Engorgement happens when the milk-producing cells are
uncomfortably full. Engorgement is sometimes apparent in the areola or
the breast or both, in one breast or in both breasts. (you may have just
one engorged, sore swollen breast).
When the “Milk Comes In"
Between day 3 and 5, a mother’s milk changes from colostrum into mature milk and her breasts become swollen with breast milk. Engorgement during this time is normal.
Timing your baby on each breast during a breastfeeding session can cause engorgement. It is recommended to allow your baby to breastfeed until he/she indicates that they have had enough, then offer the other breast. Alternate your breasts with each feeding session.
Mothers with small breasts may struggle with engorgement more. Ladies with small breasts have a lower storage capacity, which means that they will need to feed more frequently than a larger breasted woman.
Breasts may be swollen and engorged due to any change in a baby's feeding pattern.

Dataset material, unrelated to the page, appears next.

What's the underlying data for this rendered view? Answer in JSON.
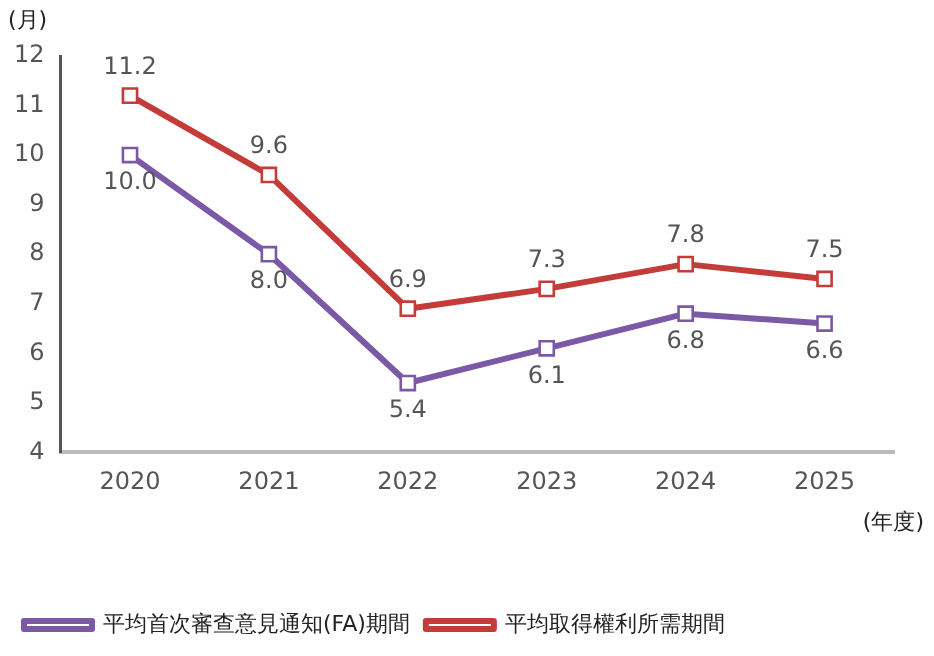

This can happen if your baby starts sleeping more.
Women who have already had children, seem to experience more engorgement.
Ladies who have had breast surgery (reduction or augmentation), may experience engorgement problems if the breast milk ducts have been damaged; the breast milk may not have an opening to leave the breast.
Symptoms of Engorgement
Breasts feel huge
and swollen. The skin of the nipple and areola are stretched tight,
making it difficult for a baby to latch on to. This can also cause nipple
Breasts are hard to the touch.
Breasts are tender or painful and may be throbbing.